Monday, November 10, 2008

A European View Of Obama's Economic Transition Team

While he might drive you up the wall at times, Willem Buiter never fails to entertain. His latest missive at FT.com takes on the Obama economic advisory team.

Buiter finds nothing to like about them, dismissing the whole lot because they are too old, there aren't enough serious economists, too many lawyers, they're trade protectionists and they all carry the baggage of past failures. Buiter is at his best when he goes after the lawyers.

Far too many lawyers! I count eight of them. America is held back and at times almost suffocated by an overgrown legal infrastructure and an overweaning legal profession, much in the same way that the UK was held back and almost suffocated by organised labour during the last years before Margaret Thatcher came to power.

Lest I be the target of a class action suit by the US legal profession, let me state here that (a) some of my best friends are (or were) lawyers and that (b) a limited quantum of lawyers is necessary to support the essential infrastructure of the rule of law. Unfortunately, in the US, the legal profession has grown to an astonishing size and has become a veritable succubus preying on the body politic and on the economic resource base of the country - the ultimate rent-seeking, wealth destroying profession. According to Legal Reform Now! there are 1,143,358 lawyers in the US, one for every 200 adults. The main problem is not that there are over a million socially unproductive lawyers in the US. The problem is that these lawyers are an essential component of a dysfunctional legal framework that has created the most litigious society in the world. The damage this dysfunctional legal framework causes must be measured not primarily by the direct cost of litigation, astounding though it is, but through the actions not undertaken and the creative and productive deeds not done because of fear of litigation. The first thing we do…

Except for a depressingly small minority among them, lawyers know nothing. They are incapable of logic. They don’t know the difference between necessary and sufficient conditions or between type I and type II errors. Indeed, any concept of probability is alien to them. They don’t understand the concepts of opportunity cost and trade off. They cannot distinguish between normative and positive statements. They are so focused on winning an argument through technicalities, that they no longer would recognise the truth if it bit them in the butt. If you are very lucky, a lawyer will give you nothing but the truth. You will never get the truth, let alone the whole truth. Things have degenerated to the point that lawyers and the legal profession not only routinely undermine justice, but even the law.

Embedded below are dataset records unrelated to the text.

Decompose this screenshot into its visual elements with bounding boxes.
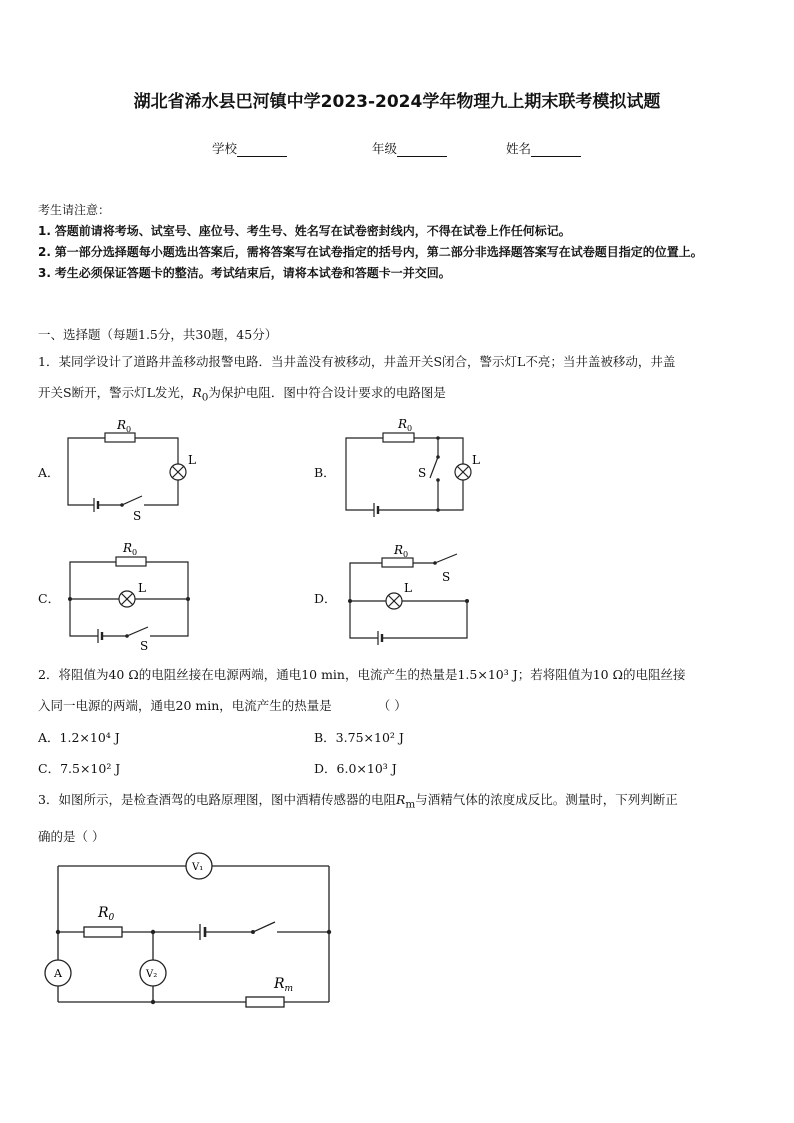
grade-blank[interactable] (397, 144, 447, 157)
notice-heading: 考生请注意： (38, 203, 111, 217)
q1-option-c-label[interactable]: C． (38, 591, 61, 606)
q1-line2: 开关S断开，警示灯L发光，$R_0$为保护电阻．图中符合设计要求的电路图是 (38, 385, 446, 404)
circuit-c-switch-label: S (140, 639, 149, 652)
notice-item-1: 1. 答题前请将考场、试室号、座位号、考生号、姓名写在试卷密封线内，不得在试卷上作任何标记。 (38, 224, 571, 238)
q3-rm-label: $R_m$ (274, 976, 294, 994)
q1-line1: 1．某同学设计了道路井盖移动报警电路．当井盖没有被移动，井盖开关S闭合，警示灯L不亮；当井盖被移动，井盖 (38, 354, 676, 369)
question-1 (38, 346, 760, 414)
circuit-d-r0-label: $R_0$ (394, 543, 409, 559)
q2-option-a[interactable]: A．1.2×10⁴ J (38, 730, 120, 745)
circuit-d-switch-label: S (442, 570, 451, 584)
q1-option-d-label[interactable]: D． (314, 591, 337, 606)
q3-r0-label: $R_0$ (98, 905, 115, 923)
name-blank[interactable] (531, 144, 581, 157)
name-label: 姓名 (506, 141, 532, 156)
circuit-a-r0-label: $R_0$ (117, 418, 132, 434)
q2-line1: 2．将阻值为40 Ω的电阻丝接在电源两端，通电10 min，电流产生的热量是1.5×10³ J；若将阻值为10 Ω的电阻丝接 (38, 667, 686, 682)
notice-item-2: 2. 第一部分选择题每小题选出答案后，需将答案写在试卷指定的括号内，第二部分非选择题答案写在试卷题目指定的位置上。 (38, 245, 703, 259)
circuit-a-switch-label: S (133, 509, 142, 522)
circuit-b-diagram (338, 412, 488, 524)
q2-option-d[interactable]: D．6.0×10³ J (314, 761, 397, 776)
grade-field (372, 139, 447, 157)
circuit-q3-diagram (40, 850, 340, 1010)
q2-answer-paren: （ ） (377, 698, 407, 713)
circuit-d-diagram (340, 540, 480, 652)
question-2 (38, 659, 760, 721)
page-title: 湖北省浠水县巴河镇中学2023-2024学年物理九上期末联考模拟试题 (133, 92, 661, 112)
school-field (212, 139, 287, 157)
q1-option-a-label[interactable]: A． (38, 465, 60, 480)
circuit-a-diagram (60, 412, 200, 522)
circuit-d-lamp-label: L (404, 581, 412, 595)
q2-option-b[interactable]: B．3.75×10² J (314, 730, 404, 745)
circuit-b-lamp-label: L (472, 453, 480, 467)
ammeter-label: A (54, 967, 62, 980)
circuit-c-r0-label: $R_0$ (123, 541, 138, 557)
circuit-a-lamp-label: L (188, 453, 196, 467)
school-blank[interactable] (237, 144, 287, 157)
circuit-c-diagram (60, 540, 200, 652)
grade-label: 年级 (372, 141, 398, 156)
q3-line1: 3．如图所示，是检查酒驾的电路原理图，图中酒精传感器的电阻$R_m$与酒精气体的浓度成反比。测量时，下列判断正 (38, 792, 678, 811)
question-3 (38, 784, 760, 852)
q3-line2: 确的是（ ） (38, 828, 105, 844)
circuit-b-r0-label: $R_0$ (398, 417, 413, 433)
q2-option-c[interactable]: C．7.5×10² J (38, 761, 121, 776)
notice-block (38, 200, 762, 284)
q2-line2: 入同一电源的两端，通电20 min，电流产生的热量是 （ ） (38, 698, 407, 713)
circuit-c-lamp-label: L (138, 581, 146, 595)
circuit-b-switch-label: S (418, 466, 427, 480)
section-heading: 一、选择题（每题1.5分，共30题，45分） (38, 327, 278, 342)
voltmeter-v2-label: V₂ (146, 969, 158, 980)
notice-item-3: 3. 考生必须保证答题卡的整洁。考试结束后，请将本试卷和答题卡一并交回。 (38, 266, 451, 280)
school-label: 学校 (212, 141, 238, 156)
q1-option-b-label[interactable]: B． (314, 465, 336, 480)
voltmeter-v1-label: V₁ (192, 862, 204, 873)
name-field (506, 139, 581, 157)
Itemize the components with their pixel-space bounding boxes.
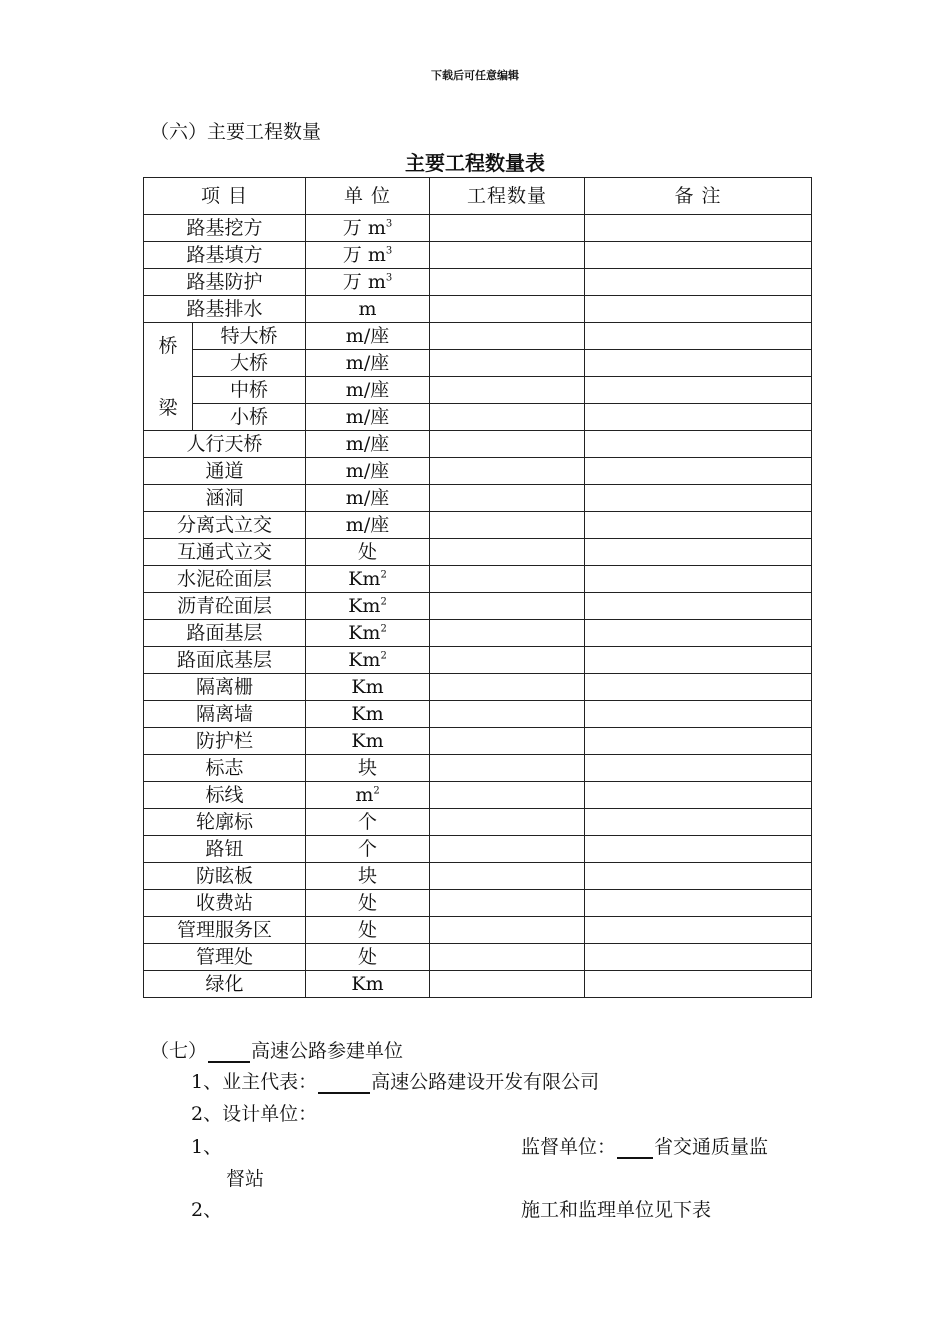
quantity-cell[interactable] [430,917,585,944]
owner-line [191,1067,599,1094]
unit-text: 块 [358,865,378,887]
item-cell: 标线 [144,782,306,809]
item-cell: 大桥 [193,350,306,377]
unit-text: 处 [358,919,378,941]
quantity-cell[interactable] [430,809,585,836]
unit-text: 万 m [342,271,386,293]
unit-cell [306,917,430,944]
quantity-cell[interactable] [430,566,585,593]
column-header-remarks: 备 注 [585,178,812,215]
item-cell: 防护栏 [144,728,306,755]
table-row [144,269,812,296]
unit-cell [306,593,430,620]
bridge-group-label [144,323,193,431]
quantity-cell[interactable] [430,728,585,755]
quantity-cell[interactable] [430,512,585,539]
item-cell: 特大桥 [193,323,306,350]
quantity-cell[interactable] [430,539,585,566]
table-row [144,647,812,674]
column-header-quantity: 工程数量 [430,178,585,215]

But the American political system is completely dominated by this largely socially unproductive and parasitic profession. Consider the membership of the House and the Senate (according to the Congressional Research Service 170 members of the House (out of 435) and 60 Senators (out of 100) are lawyers). Consider the professional training and background of past and future presidents (including Obama, 26 out of 44 presidents were lawyers) - and weep.

That is as fine a hatchet job as I've seen done in some time on the members of the bar.

Buiter does except Paul Volker from his almost universal scorn of the assemblage. Apparently, beyond a certain age, age does not matter anymore. Nevertheless it's an amusing piece and one which contains more than a few grains of truth.